Jun 2, 2010


One of the twentieth century's most influential sculptors, Louise Bourgeois, died on Monday aged 98. Bourgeois' work was largely unknown until the artist was in her sixties and seventies, despite the fact that over the course of her life she produced some of the most challenging and confronting sculpture of the twentieth century.

Bourgeois' sculpture is large scale, psychologically loaded, and frequently unsettling. The now eponymous giant cast iron spider is a testament ot all these qualities. The work's title, Maman (French for mother) shakes things up even further. Who would call a spider Mum? What kind of feelings does Louise Bourgeois expect us to feel for this behemoth arachnid? Yet the knowledge of its title completely changes our experience of the sculpture. Suddenly Maman is much more than just a giant spider: the work is a meditation on relationships, protection and vulnerability. Plus, by having people walk underneath the statue, Bourgeois says as much about the pregnant relationship between viewer and art object as Donald Judd did back in the sixties. 

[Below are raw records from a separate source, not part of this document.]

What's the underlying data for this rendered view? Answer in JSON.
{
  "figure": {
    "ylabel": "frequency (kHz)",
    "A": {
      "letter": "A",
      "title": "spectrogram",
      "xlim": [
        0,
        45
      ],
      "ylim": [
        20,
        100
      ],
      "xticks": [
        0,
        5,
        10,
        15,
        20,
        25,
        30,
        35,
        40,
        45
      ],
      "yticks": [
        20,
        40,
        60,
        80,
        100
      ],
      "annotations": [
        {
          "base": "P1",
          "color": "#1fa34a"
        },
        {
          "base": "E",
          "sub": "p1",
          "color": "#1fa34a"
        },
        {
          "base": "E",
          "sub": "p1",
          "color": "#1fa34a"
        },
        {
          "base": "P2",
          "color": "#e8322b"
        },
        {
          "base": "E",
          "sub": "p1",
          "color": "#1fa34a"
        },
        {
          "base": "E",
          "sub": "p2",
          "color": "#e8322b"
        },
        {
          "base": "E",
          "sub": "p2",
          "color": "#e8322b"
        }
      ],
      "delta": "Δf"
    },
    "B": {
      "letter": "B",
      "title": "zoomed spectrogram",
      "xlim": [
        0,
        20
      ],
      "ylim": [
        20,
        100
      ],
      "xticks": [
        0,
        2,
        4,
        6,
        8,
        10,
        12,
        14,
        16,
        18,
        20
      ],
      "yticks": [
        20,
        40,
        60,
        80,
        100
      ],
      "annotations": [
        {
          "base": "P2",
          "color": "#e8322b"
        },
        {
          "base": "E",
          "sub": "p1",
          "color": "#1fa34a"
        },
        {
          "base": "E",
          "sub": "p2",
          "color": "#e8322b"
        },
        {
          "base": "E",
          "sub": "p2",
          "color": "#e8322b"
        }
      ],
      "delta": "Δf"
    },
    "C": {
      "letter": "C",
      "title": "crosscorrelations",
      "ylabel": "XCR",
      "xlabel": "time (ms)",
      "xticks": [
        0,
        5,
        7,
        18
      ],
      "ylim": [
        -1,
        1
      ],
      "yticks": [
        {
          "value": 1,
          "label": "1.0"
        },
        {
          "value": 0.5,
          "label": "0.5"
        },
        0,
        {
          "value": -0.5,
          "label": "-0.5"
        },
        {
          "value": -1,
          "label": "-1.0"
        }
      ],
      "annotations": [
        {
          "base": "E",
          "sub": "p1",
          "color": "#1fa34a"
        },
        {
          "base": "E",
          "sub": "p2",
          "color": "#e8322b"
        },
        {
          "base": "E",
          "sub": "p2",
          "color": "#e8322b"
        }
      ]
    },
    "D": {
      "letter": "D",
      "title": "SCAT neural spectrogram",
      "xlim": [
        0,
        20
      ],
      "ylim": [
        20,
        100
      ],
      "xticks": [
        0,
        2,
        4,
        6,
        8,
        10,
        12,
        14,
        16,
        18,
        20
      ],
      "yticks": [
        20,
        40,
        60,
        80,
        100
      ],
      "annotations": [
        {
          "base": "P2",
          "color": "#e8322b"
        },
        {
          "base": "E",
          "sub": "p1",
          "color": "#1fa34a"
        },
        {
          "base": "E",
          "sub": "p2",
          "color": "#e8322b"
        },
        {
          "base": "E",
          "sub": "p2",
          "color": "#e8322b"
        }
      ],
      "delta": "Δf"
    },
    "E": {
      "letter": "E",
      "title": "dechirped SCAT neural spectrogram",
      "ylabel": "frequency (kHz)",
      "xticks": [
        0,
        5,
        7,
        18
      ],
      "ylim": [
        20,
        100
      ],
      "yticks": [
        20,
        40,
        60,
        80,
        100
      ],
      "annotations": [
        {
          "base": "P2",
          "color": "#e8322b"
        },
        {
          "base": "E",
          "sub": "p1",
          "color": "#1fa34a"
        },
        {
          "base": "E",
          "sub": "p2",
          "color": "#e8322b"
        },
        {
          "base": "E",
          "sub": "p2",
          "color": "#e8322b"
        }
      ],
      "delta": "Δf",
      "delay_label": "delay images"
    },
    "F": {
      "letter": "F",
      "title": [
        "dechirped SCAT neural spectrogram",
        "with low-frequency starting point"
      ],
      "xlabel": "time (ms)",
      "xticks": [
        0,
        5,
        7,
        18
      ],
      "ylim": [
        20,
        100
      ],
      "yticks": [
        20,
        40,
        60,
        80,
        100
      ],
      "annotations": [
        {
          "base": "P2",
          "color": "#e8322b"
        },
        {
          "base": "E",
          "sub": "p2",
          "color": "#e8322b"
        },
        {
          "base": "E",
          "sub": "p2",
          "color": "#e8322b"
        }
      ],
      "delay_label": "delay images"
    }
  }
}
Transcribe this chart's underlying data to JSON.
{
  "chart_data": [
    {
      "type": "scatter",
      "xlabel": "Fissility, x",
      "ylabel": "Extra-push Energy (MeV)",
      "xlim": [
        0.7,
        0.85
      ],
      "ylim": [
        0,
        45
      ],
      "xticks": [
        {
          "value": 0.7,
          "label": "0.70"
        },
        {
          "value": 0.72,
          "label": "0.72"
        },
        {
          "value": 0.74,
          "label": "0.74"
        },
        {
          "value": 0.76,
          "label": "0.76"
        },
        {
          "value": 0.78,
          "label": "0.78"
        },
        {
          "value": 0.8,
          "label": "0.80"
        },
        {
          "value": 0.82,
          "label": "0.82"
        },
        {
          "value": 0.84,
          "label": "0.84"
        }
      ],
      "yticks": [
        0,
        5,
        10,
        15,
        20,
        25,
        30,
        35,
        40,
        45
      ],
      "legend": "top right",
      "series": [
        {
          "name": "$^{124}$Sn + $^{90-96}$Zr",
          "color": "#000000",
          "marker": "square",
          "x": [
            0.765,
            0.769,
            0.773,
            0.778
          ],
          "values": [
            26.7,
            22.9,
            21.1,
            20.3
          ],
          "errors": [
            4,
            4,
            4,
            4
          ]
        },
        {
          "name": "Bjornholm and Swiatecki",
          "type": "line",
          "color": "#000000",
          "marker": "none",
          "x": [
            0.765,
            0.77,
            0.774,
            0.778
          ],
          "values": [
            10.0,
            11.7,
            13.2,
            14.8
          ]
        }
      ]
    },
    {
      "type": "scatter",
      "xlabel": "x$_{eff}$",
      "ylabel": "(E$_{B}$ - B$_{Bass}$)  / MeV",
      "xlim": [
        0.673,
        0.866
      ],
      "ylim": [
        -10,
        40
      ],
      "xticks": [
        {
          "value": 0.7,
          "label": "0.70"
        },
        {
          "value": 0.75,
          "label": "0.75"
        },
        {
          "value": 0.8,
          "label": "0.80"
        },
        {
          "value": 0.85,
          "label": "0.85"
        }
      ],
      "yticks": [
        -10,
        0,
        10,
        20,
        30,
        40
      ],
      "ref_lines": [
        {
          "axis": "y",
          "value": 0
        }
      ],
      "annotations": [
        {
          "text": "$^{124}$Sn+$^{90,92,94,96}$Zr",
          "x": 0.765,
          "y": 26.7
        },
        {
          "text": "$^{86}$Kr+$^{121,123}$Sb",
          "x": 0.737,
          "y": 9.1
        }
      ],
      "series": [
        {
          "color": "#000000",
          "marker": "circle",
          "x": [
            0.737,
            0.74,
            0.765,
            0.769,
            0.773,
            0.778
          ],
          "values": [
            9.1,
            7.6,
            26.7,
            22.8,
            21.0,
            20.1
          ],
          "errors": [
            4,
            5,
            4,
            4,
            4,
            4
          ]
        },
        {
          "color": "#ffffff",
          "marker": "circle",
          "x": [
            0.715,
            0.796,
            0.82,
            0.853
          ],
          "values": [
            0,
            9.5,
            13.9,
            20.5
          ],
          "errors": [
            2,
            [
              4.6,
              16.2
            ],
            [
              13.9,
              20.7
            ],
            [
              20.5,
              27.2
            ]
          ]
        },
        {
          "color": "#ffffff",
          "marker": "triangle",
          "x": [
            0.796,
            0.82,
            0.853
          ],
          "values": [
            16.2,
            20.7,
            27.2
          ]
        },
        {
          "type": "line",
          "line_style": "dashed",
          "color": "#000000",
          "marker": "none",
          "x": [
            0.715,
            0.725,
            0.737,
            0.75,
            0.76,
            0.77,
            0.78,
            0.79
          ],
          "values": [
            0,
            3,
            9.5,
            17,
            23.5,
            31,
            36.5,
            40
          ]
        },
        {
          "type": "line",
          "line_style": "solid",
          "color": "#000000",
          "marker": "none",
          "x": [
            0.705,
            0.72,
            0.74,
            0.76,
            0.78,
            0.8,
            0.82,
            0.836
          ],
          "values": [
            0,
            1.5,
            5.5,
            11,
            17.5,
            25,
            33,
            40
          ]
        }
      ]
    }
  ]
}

Other works reference sexual ambiguity, human frailty, and in the case of Cell (Glass spheres and hands), which can be found at Melbourne's NGV, the complexities od childhood. I've only briefly studied Bourgeois, so am certainly not the most authoratative source. If you do want to read a little more about her, there is an excellent write up at the art daily with Lydia, which I stumbled upon while googling Louise Bourgeois, and will now be keeping an eye on. There is also an intellgent and thoughtful article at the New York Times.

Image credits:
1. Maman at Milan's Musem di Capodimonte
2. Cell (glass spheres and hands) fromt he National Gallery of Victoria's permanent collection
3. Maman at the Tate, London

1 comment:

Michelle — M Dash said...

My roommates and I were playing a game of which five artworks we'd choose to own (out of any in the world): one of mine was a giant LB spider, ideally perched over my house.